Darkenwald and Merriam 1982:
Whilst having a bamble on the old tinternet i came across a fascinating article on lifelong learning. I have always thought that this concept of lifelong learning was not a new thing but to find it it stems back as far as it does fascinated me. Personally i am under the opinion that we as humans learn from sperm to worm (or as the more eloquently refer to as cradle to grave).
Life is a learning curve in my opinion, babies learn from within the womb as Beth Skwarecki (2013) states It may seem implausible that fetuses can listen to speech within the womb, but the sound-processing parts of their brain become active in the last trimester of pregnancy, and sound carries fairly well through the mother's abdomen. "If you put your hand over your mouth and speak, that's very similar to the situation the fetus is in," says cognitive neuroscientist Eino Partanen of the University of Helsinki. "You can hear the rhythm of speech, rhythm of music, and so on.".

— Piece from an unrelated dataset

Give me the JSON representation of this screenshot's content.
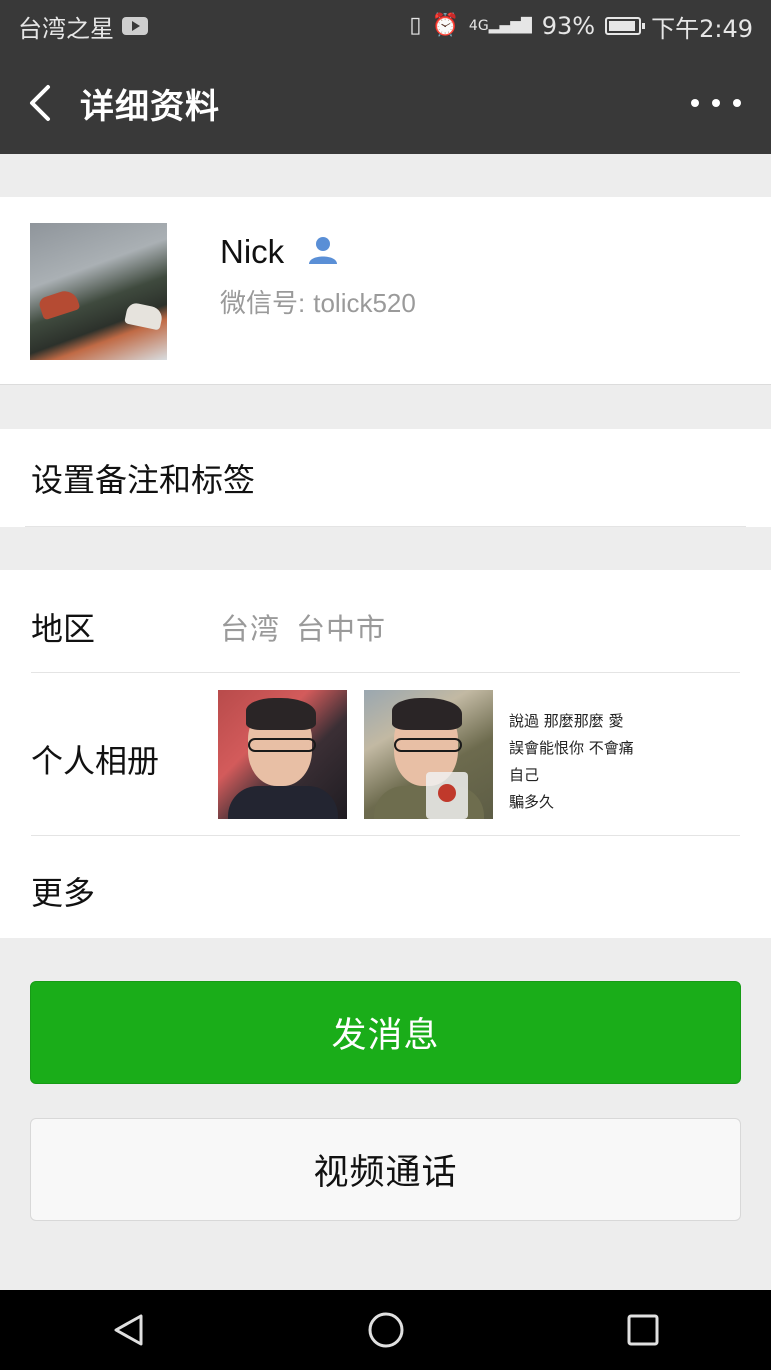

If you think about it we learn something everyday, whether that be the route to somewhere we have never been before, or that i love the new pair of shoes in Debenhams, its still learning. Bearing that in mind, the fact that lifelong learning as a theory has been discussed for what looks like forever isn't so surprising. It must have been for the Romans to build their cities, the biblical stories to be passed down or the egyptians to have created the pyramids.